Organizational dynamics: Internal issues can be hard to diagnose until there is a crisis if there are no evident signs or the signals are challenging to read. It is difficult to discover what could be quietly holding your firm back from even greater success without investigating and soliciting feedback. No question, giving and receiving feedback is uncomfortable for many. However, research suggests significant upside in biting the bullet to get organizational feedback. In an HBR study of more than 50,000 leaders, those who ranked in the top 10 percent in asking for feedback were rated, on average, in the 86th percentile for overall leadership effectiveness.

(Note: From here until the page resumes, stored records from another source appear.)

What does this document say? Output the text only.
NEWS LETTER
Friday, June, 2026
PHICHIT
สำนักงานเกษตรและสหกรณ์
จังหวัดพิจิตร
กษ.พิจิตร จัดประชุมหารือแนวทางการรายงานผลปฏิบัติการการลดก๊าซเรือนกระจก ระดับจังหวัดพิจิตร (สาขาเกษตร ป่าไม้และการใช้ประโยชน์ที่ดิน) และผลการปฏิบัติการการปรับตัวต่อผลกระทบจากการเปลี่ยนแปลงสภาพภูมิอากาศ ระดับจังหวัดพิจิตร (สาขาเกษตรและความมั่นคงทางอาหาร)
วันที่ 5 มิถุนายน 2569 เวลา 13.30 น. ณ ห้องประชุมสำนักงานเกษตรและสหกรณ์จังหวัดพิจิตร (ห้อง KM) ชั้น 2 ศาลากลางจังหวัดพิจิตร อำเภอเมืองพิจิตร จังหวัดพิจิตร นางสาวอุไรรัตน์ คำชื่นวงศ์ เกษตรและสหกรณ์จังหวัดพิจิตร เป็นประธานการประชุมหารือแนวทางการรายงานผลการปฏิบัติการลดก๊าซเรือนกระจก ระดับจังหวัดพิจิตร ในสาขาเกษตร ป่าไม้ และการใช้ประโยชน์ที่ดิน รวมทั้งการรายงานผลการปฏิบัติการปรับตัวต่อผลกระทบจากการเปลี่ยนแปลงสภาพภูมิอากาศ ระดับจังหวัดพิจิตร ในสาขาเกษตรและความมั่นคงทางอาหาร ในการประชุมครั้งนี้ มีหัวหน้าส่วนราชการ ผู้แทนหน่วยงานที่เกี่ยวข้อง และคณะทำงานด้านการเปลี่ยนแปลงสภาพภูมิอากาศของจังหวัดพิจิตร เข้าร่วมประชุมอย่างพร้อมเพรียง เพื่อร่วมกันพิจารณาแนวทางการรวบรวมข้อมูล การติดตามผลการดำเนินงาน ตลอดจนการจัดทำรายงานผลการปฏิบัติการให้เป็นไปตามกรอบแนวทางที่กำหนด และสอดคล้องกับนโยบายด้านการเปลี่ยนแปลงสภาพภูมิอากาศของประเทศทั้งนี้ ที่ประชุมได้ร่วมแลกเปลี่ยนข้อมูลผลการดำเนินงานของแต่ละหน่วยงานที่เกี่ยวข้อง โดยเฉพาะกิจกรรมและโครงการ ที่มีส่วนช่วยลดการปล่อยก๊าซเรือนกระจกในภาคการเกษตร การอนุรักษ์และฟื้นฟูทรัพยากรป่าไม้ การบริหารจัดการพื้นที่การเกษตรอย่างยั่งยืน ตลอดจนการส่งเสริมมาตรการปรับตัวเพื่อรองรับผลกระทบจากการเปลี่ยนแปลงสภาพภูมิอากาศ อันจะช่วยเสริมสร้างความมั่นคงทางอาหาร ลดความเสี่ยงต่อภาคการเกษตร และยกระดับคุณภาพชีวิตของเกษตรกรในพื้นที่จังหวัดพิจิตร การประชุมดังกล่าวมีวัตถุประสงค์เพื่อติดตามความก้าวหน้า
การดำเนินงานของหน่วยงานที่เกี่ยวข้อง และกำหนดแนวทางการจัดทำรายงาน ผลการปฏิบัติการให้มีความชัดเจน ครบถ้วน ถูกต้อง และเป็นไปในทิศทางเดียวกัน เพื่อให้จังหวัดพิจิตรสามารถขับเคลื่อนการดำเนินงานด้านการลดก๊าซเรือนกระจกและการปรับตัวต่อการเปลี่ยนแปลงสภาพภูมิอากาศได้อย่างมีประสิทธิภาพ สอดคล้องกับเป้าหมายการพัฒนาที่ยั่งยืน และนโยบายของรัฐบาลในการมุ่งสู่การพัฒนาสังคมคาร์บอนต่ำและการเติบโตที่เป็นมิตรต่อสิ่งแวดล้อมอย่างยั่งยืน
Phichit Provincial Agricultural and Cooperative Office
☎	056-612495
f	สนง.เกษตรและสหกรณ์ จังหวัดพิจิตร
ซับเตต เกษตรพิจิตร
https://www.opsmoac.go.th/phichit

Feedback and assessment provide valuable insight on how to make your firm stronger, but they may also reveal issues that, if left unaddressed, can stymie firm performance and create cracks in your firm’s organizational foundation:

  • Low employee engagement: More obvious signs include chronic or unexplained absenteeism and heavy use of social media during work hours. Perhaps less noticeable are colleagues who appear to be “checking the box” in terms of deal analysis and/or other responsibilities and somewhat disassociated from other co-workers. Gallup research consistently finds U.S. employee engagement hovering around a disheartening 30 percent and has estimated the productivity price tag in the range of $450 billion to $550 billion annually. Disengagement is costly whether you have only one employee who is not “sustainably engaged” or many.
  • Weak control environment: Auditors, regulators and LPs look to a firm’s internal control structure and procedures to gauge not just the reliability of financial reporting, but also management’s attitude toward the importance of internal controls. At a minimum, inadequate policies, procedures, testing and/or documentation can result in a lack of confidence and more intense scrutiny; at worst, they can result in qualified opinions, lost LPs, fines or other financial consequences.
  • Inefficient processes: While difficult to quantify, inefficiency can be expensive. An underutilized CRM system can result in miscommunication, duplicative calling efforts or missed deal opportunities; a loosely defined investment process can lead to poor investment decisions; an informal portfolio management process can fail to yield information and metrics that might prevent losses.
  • Lack of communication: Employee disengagement, inefficient processes and a lack of employee collaboration can often be traced to this root cause. Without a culture of communication, productivity losses can be substantial.

Most of us know from experience that issues left unchecked rarely go away on their own; more often than not, they get worse over time. If you and your leadership team do not have time to focus on these priorities or conclude they go beyond internal core competencies, tap outside professionals who can address and solve these concerns. That will allow you to concentrate on your primary objective and stay focused on your path to success.